Thun auf titelkurs: kann der fc sion's rekord brechen?
Der FC Thun scheint unaufhaltsam auf dem Weg zum ersten Meistertitel der Vereinsgeschichte zu sein. Sechs Spieltage vor Saisonende thront das Team aus dem Berner Oberland komfortabel an der Spitze der Super League und deutet einen historischen Triumph an – ein Ereignis, das die Schweizer Fussballlandschaft seit Jahrzehnten nicht mehr erlebt hat.

Ein blick in die geschichte des schweizer fussballs
Insgesamt haben bereits 19 Vereine das Glück, sich den Titel des Schweizer Meisters zu sichern. Der FC Thun könnte somit als der 20. Verein in diese illustre Riege eintreten. Marco Bürki und Kastriot Imeri stechen dabei als treibende Kräfte hervor, die das Team unaufhaltsam nach vorne treiben.
Der letzte Neuling, der die Meisterschale in die Höhe stemmen durfte, war der FC Sion in der Saison 1991/92. Die Walliser bewiesen damals, dass auch ein Underdog in der Lage ist, die etablierten Kräfte zu stürzen und feierten in den 90er-Jahren sogar einen weiteren Titel. Aber auch Mannschaften wie der Grasshopper Club Zürich, der aktuelle Rekordmeister, feierten bereits im Jahr 1898 ihren ersten Triumph – damals im Rahmen des Ruinart-Cups, was sie dennoch zu einem wichtigen Kapitel in der Schweizer Fussballgeschichte macht.
Doch wer hat bisher die Chance auf den Titel verpasst? Ein Blick in die Annalen des Schweizer Fussballs zeigt, dass es noch fünf Meistervereine gibt, die bisher nur einmalig den Titel erringen konnten. Interessanterweise finden sich darunter auch Teams aus der Challenge League, wie der FC Aarau und Neuchâtel Xamax FCS, die jeweils drei Meistertitel errangen. Auch der FC La Chaux-de-Fonds, der heute in der 1. Liga aktiv ist, kann auf drei Meisterschaftsgewinne zurückblicken. Selbst die zweite Mannschaft von La Chaux-de-Fonds, der FC Etoile-Sporting, die in der 3. Liga spielen, trägt zur reichen Geschichte der Region bei.

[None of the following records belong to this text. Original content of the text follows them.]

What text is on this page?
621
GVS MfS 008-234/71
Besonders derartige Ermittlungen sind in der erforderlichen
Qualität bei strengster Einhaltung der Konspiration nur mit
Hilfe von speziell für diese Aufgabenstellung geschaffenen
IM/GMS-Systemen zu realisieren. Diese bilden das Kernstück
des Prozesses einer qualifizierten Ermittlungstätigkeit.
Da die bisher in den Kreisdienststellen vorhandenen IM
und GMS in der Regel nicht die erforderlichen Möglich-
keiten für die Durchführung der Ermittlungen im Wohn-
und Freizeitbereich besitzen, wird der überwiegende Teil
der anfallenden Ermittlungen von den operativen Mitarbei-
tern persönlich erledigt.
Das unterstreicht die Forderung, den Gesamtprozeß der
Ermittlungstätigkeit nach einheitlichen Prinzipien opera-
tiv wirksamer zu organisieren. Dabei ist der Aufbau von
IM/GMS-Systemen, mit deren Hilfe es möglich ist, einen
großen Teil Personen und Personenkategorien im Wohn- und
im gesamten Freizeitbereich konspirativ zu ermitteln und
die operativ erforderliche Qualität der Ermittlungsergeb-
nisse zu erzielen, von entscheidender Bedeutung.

Die AC Bellinzona, die aktuell in der Challenge League spielt, konnte ebenfalls einmal den Titel erringen, ebenso wie der SC Brühl und der FC Biel-Bienne aus der Promotion League. Einzig der Anglo-American Club Zürich, der bereits 1899 den Titel gewann, musste seine Existenz beenden.

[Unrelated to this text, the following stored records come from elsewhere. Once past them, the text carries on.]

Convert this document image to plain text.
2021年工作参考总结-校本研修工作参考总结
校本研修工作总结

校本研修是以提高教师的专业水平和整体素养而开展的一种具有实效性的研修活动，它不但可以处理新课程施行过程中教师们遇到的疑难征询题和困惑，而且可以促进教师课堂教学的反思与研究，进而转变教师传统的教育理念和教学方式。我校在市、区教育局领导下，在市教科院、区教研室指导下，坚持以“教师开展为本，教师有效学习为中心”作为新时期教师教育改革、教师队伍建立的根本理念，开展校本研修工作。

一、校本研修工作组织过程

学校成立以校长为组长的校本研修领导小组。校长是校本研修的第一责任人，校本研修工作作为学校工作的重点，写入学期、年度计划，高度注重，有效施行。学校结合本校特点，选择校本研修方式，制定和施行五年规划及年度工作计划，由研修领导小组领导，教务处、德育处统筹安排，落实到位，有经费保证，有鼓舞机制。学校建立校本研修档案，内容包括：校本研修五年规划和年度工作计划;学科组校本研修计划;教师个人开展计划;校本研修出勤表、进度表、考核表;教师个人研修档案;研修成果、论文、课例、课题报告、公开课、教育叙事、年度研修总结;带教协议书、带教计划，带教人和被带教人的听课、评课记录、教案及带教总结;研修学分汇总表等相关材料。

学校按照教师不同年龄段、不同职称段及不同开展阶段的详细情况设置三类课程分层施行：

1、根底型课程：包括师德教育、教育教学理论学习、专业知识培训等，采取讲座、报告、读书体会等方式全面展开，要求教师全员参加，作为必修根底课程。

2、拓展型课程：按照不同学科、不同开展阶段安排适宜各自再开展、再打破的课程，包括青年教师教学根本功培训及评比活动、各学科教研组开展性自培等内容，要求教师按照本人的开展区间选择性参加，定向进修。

Die jüngsten Erfolge des FC Thun, trotz der zwei Niederlagen in Folge, sind beeindruckend. Der Vorsprung von zwölf Punkten auf die Verfolger ist eine deutliche Ansage. Görtler und Shaqiri zeigten in der letzten Partie, dass die Mannschaft auch in schwierigen Situationen die nötige Entschlossenheit besitzt, um zu punkten. Die Mannschaft hat den Schwung, die Konstanz und die nötige Cleverness, um diesen Vorsprung zu verteidigen und den Titel zu holen.
Die Frage ist nicht, ob, sondern wann der FC Thun den historischen Titel feiern wird. Die Fans dürfen gespannt sein auf die verbleibenden sechs Spiele der Saison und hoffen auf eine krönende Abschluss eines einzigartigen Fussballjahres. Die Berner Oberländer haben die Chance, in die Geschichte einzugehen und den Schweizer Fussball auf den Kopf zu stellen. Ein Kapitel, das noch lange in Erinnerung bleiben wird.